Minivany nie umarły. Oto Citroën ELO Concept
Citroen odsłonił koncepcyjny model ELO – elektrycznego, modułowego vana z sześcioma miejscami i centralnym fotelem kierowcy.
Citroen ELO to mały, pudełkowaty van o długości 4,10 m, który wyróżnia się dużymi, przesuwnymi drzwiami i konfigurowalnym wnętrzem. Koncept nie zapowiada konkretnego modelu, ale pokazuje kierunek stylistyczny, w jakim zamierza podążać marka.
Tym, co szczególni zwraca uwagę, jest nietypowy jest układ siedzeń. Fotel kierowcy umieszczono pośrodku, za nim dwa wyjmowane pojedyncze siedzonka, a dalej trzyosobową kanapę. Dodatkowo przedni fotel obraca się, zmieniając kabinę w miejsce spotkań albo pracy.
Citroën podkreśla aspekt wypoczynkowy. Tylną część wnętrza można zmienić w strefę snu dzięki dwóm dmuchanym materacom z tworzywa Dropstitch, chowanym w bagażniku. Dzięki opuszczanemu ekranowi auto może też pełnić rolę kina domowego.
Citroën ë-C4 – wreszcie jest bez sensu!
Z zewnątrz ELO stawia na prostotę i funkcjonalność. Kwadratowe lampy LED, duże podświetlane logo i symetryczne zderzaki nadają mu charakteru. Na boku dominują duże przeszklenia i drzwi przesuwne; z tyłu zastosowano asymetryczne drzwi i dzielone światła.
Warto też zwrócić uwagę, żę w ELO nie ma tradycyjnej deski rozdzielczej. Przed kierowcą znajduje się otwarta półka i wąski ekran pod podstawą przedniej szyby. Kierownica ma futurystyczny kształt i dwa manipulatory w stylu joysticków, uzupełnione klasycznymi manetkami.

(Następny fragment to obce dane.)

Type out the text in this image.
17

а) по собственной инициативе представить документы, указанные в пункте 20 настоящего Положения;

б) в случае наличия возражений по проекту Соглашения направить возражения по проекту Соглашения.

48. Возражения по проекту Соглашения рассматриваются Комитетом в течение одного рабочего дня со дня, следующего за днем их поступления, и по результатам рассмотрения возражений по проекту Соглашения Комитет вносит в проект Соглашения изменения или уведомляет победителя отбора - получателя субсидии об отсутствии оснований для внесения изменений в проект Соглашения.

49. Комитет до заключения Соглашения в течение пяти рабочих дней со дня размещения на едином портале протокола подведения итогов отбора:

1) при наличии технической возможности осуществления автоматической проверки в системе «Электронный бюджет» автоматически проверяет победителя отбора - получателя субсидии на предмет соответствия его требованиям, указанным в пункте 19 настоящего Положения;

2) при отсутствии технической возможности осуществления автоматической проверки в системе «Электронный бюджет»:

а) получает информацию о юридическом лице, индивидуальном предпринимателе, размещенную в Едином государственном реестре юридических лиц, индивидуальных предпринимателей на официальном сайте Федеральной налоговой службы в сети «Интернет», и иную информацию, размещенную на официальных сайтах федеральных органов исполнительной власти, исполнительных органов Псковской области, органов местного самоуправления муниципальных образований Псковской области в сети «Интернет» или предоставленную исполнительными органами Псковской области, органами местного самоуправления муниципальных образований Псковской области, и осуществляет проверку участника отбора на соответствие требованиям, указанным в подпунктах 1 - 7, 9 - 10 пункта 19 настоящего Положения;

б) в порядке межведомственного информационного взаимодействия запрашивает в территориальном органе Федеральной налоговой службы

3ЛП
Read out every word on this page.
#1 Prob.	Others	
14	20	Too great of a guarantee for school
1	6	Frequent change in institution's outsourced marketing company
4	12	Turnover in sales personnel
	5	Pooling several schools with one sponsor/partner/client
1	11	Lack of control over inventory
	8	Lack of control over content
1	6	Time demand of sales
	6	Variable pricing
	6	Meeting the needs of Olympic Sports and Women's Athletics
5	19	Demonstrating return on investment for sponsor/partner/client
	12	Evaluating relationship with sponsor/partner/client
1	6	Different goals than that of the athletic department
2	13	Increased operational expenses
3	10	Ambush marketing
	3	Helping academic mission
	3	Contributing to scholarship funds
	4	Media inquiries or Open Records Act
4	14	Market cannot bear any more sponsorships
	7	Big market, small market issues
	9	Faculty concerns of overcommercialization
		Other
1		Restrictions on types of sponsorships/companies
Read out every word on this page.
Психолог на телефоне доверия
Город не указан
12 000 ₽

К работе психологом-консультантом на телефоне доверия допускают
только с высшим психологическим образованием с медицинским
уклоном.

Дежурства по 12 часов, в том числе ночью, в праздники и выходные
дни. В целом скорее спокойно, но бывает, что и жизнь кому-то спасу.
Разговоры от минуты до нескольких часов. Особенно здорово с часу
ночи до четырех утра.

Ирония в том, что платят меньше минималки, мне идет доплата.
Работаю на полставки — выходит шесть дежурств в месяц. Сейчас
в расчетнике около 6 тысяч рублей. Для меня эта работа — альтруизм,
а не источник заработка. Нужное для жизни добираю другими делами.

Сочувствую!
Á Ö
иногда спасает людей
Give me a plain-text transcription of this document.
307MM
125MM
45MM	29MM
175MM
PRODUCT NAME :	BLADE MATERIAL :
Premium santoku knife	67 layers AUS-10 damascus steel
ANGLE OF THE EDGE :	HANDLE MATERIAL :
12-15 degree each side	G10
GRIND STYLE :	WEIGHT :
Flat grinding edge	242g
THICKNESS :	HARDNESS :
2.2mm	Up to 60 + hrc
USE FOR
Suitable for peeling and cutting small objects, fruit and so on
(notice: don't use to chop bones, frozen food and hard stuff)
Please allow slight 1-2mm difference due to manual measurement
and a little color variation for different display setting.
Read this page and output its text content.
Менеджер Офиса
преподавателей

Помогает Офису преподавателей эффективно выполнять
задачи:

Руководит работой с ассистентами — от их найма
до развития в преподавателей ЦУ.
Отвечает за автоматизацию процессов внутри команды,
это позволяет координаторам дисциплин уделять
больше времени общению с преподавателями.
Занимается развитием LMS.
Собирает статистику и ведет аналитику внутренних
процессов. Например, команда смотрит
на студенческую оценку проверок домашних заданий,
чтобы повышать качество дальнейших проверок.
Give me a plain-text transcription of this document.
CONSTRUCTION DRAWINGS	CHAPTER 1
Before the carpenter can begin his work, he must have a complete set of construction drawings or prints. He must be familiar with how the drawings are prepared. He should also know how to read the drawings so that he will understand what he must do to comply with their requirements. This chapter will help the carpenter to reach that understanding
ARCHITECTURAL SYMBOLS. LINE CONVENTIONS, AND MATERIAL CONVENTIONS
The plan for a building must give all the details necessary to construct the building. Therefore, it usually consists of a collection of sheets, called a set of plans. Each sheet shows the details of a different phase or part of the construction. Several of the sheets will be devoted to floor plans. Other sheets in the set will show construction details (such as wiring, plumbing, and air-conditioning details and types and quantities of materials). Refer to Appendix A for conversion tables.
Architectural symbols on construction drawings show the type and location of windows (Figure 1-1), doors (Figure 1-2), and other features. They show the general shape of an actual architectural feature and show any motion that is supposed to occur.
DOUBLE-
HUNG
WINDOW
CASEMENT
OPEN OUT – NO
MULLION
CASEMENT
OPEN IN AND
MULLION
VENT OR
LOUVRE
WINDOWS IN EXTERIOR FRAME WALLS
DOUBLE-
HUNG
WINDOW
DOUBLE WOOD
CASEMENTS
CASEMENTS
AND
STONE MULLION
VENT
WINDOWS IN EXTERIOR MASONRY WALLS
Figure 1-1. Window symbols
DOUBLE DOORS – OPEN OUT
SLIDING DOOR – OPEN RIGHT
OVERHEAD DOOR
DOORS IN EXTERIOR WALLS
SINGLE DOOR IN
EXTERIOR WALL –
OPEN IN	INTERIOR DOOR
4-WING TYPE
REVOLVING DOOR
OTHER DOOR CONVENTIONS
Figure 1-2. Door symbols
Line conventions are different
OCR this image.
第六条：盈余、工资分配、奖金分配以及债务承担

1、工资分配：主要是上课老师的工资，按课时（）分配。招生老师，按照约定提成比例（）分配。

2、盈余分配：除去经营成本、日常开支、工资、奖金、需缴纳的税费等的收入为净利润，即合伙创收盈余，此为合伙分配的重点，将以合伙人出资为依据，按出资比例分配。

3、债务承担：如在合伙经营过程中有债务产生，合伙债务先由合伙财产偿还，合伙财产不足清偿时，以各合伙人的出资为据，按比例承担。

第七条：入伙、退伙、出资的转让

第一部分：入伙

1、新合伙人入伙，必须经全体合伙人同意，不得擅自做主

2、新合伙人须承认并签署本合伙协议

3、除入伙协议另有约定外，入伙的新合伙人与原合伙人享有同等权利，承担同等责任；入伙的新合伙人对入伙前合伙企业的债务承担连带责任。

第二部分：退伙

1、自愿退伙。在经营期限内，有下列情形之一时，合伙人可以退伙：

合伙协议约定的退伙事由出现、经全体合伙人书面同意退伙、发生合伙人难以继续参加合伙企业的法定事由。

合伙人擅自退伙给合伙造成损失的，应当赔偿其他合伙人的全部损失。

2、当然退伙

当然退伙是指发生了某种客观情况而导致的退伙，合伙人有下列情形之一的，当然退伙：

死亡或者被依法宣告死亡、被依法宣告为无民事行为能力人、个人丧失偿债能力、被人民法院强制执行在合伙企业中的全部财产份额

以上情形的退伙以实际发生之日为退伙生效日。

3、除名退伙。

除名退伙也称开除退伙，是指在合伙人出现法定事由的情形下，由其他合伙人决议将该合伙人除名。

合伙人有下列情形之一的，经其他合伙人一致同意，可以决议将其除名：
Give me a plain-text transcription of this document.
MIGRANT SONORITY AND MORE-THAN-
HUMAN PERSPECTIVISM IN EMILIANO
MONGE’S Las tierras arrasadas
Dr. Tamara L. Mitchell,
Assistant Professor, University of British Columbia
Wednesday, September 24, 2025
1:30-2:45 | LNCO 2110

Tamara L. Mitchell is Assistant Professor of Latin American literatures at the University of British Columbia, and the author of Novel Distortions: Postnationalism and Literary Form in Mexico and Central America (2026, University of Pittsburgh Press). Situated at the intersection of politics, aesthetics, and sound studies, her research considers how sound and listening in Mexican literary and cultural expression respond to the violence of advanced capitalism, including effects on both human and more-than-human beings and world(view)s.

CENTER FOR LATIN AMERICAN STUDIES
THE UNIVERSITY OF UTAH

Koncept korzysta z elektrycznej architektury, ale Citroën nie chwali się szczegółową specyfikacją. Szef designu Pierre Leclercq określa ELO jako "wybuch energii", eksperyment skupiony na praktyczności, wydajności i odrobinie fantazji. Prezes Xavier Chardon dodał, że to "laboratorium idei" i "mocny komunikat" o wizji marki. Debiut publiczny zaplanowano na Brussels Motor Show w styczniu 2026 r.